PART 1 of 6: FARMS FOR SLUMS PROGRAM
Time for anti-poverty ACTION! Here are our first battlegrounds: Manila slums and Philippine provincial uplands. First let us form our vision:
(1) Families, clans, barkadas (close friends) as 50 groups of 10-50 members per group plan to form one cooperative to set up multi-crop, multi-livestock farms at ten hectares per group. Group members are employees, market stallholders, public transport drivers, overseas Filipinos’ relatives and micro-entrepreneurs. Relatives and friends as one group creates critical trust for quick capitalization of the farms. The group picks a caretaker family from among relatives or friends in need, or among trusted slum families.
(2) Group members contribute P1,000-P20,000 each to raise P100,000 capital for a ten-hectare farm. For local employees, savings and loans from the SSS, GSIS and credit unions help form capital contributions. The group’s elected Treasurer handles the money until target amount is reached.
(3) NGOs and charities set aside part of donations to finance their own ten-hectare farms, and then link up with coops described. An NGO or charity may ultimately set up and operate as many as 20 farms of ten hectares each in several provinces, always with coops. Said farms’ beneficiaries (caretaker families, coop workers and farm guards, crop retailers, food booth sellers) come from slum families that NGOs and charities currently help.
(4) Once the 50 groups raise their P5 million capital, they elect officers, register a coop, and pool their capital into one coop bank account. Pooled capital is necessary to acquire loans. Thereafter the coop hires agribusiness experts to conduct farm systems design and feasibility studies, and leases 500 hectares of uplands from state. The coop uses the lease and studies to get a P5 million state loan, payable 20 years. The loan finances coop purchase of farm machines and processing equipment as follows: hand tractors, rice harvester, crop dryer fueled by rice hulls and corn cobs, mini rice and corn mill, corn shellers, irrigation equipment, brush cutters, rice hull charcoal-making equipment, brown sugar production equipment, and facilities for processing of meats, fruit juices and sweets. The equipment are purchased in stages based on production and marketing needs.
(5) The coop provides water supply services by damming upland streams and installing underground PVC pipes from the dams and towards each farm. Water meters monitor water use. All dams, watersheds and feeder streams get heavily reforested to make sure waters flow year-round to the farms.
(6) To each group farm, the coop lends production facilities and farming tools as follows: bamboo cottage with bamboo beds and furniture, gas lanterns and kitchen utensils, backpack sprayer, shovel, pick, axe, water hose and spray head set, machete, hoe, trowel, steel rod digger, hole digger, hammer, saw, and other farm tools. The coop also provides the caretaker family with four months’ supply of rice, groceries, kerosene and cash allowance. All are payable to the coop within one year.
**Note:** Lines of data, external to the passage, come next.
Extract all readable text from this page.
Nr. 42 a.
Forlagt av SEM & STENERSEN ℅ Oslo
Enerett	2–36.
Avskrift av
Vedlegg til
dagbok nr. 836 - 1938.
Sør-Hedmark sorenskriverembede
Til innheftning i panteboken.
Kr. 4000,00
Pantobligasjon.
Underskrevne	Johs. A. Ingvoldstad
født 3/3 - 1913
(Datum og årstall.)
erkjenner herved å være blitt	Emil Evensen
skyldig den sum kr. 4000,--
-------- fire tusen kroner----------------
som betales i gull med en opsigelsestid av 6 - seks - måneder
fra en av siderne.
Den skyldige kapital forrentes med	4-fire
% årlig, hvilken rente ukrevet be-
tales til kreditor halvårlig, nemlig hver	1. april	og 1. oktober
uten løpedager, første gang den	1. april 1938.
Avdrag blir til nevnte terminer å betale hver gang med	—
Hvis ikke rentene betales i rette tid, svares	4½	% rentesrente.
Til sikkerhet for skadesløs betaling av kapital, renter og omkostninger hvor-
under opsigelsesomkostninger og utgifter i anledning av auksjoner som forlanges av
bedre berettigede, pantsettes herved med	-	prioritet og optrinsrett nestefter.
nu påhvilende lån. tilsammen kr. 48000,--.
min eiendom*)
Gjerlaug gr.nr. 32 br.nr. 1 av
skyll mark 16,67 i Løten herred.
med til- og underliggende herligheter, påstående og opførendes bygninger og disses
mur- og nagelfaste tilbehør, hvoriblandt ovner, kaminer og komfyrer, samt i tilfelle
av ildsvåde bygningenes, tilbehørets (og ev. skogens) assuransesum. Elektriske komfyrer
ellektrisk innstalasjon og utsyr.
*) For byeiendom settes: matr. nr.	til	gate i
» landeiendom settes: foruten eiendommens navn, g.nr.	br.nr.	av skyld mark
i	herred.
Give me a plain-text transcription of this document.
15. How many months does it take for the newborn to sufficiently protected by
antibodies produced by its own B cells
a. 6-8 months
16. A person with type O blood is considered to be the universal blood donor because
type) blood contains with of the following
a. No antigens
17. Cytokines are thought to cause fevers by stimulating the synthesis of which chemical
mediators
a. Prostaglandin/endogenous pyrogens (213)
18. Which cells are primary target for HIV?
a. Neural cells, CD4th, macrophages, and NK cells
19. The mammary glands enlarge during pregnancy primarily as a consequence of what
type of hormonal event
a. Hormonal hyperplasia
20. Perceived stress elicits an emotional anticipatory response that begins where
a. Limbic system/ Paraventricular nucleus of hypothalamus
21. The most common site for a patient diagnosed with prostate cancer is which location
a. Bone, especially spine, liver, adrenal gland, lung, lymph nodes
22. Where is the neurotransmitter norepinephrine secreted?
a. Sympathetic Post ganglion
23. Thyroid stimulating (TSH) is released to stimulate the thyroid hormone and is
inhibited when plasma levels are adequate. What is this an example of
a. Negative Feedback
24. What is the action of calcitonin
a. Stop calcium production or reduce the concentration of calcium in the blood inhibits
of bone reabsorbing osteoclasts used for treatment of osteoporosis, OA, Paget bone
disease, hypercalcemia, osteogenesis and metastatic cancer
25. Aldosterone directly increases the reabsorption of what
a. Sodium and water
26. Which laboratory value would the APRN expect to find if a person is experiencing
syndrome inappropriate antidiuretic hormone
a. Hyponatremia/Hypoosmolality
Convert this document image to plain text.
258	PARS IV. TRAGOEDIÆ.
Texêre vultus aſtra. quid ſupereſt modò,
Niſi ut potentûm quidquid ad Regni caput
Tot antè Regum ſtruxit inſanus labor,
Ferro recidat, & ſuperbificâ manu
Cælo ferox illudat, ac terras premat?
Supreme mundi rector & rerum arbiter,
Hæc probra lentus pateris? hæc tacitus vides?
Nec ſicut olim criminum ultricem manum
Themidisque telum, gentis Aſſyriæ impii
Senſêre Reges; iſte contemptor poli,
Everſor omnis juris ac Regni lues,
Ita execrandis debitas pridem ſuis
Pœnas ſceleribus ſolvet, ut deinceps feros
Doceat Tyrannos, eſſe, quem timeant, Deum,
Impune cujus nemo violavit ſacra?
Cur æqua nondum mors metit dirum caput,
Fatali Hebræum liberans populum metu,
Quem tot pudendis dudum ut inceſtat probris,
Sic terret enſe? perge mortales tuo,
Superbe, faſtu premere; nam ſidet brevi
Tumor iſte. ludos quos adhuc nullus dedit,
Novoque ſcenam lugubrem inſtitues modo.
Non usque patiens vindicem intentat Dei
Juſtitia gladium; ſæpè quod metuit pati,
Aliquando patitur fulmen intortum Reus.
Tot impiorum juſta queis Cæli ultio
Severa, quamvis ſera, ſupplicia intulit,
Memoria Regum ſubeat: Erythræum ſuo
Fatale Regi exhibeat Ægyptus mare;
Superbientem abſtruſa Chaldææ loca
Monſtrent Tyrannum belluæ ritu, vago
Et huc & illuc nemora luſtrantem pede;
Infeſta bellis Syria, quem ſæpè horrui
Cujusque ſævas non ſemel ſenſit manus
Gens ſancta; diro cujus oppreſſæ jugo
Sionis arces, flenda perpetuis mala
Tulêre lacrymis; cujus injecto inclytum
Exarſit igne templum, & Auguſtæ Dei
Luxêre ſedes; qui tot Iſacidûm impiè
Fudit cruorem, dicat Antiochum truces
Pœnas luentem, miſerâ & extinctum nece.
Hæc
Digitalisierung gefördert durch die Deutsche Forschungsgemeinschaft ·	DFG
(7) The coop lends to each group farm the following farm services: brush cutting, plowing and rotavator cultivation, team labor for planting crops and trees, weeding, harvest, drying, and milling of rice, corn and sorghum. Loans are payable after sale of harvest. In this manner, each ten-hectare farm ‘acquires’ cost-cutting farm machines, irrigation equipment, and team labor without the financier group investing additional millions of pesos. Before the first harvests and thereafter, the coop provides teams of police-deputized guards with motorbikes and dogs for service all over the 500-hectare combined farms.
(8) The coop’s upland leases are low slope and high slope areas. To make sure all group farms produce a mix of row crops and forest/fruit trees, the coop splits each farm into 5 hectares of low slope and 5 hectares of high slope. The separate plots may be in different locations. The low slope area gets planted to upland rice (2 hectares) and one hectare each of corn, sorghum and vegetables/fruits (melons, papaya, pineapple, cauliflower, cabbage, beans, peanuts, potatoes, etc.) based on local climatic and soil conditions. Contour cultivation, strip cropping and mulching preserves and enriches the topsoil.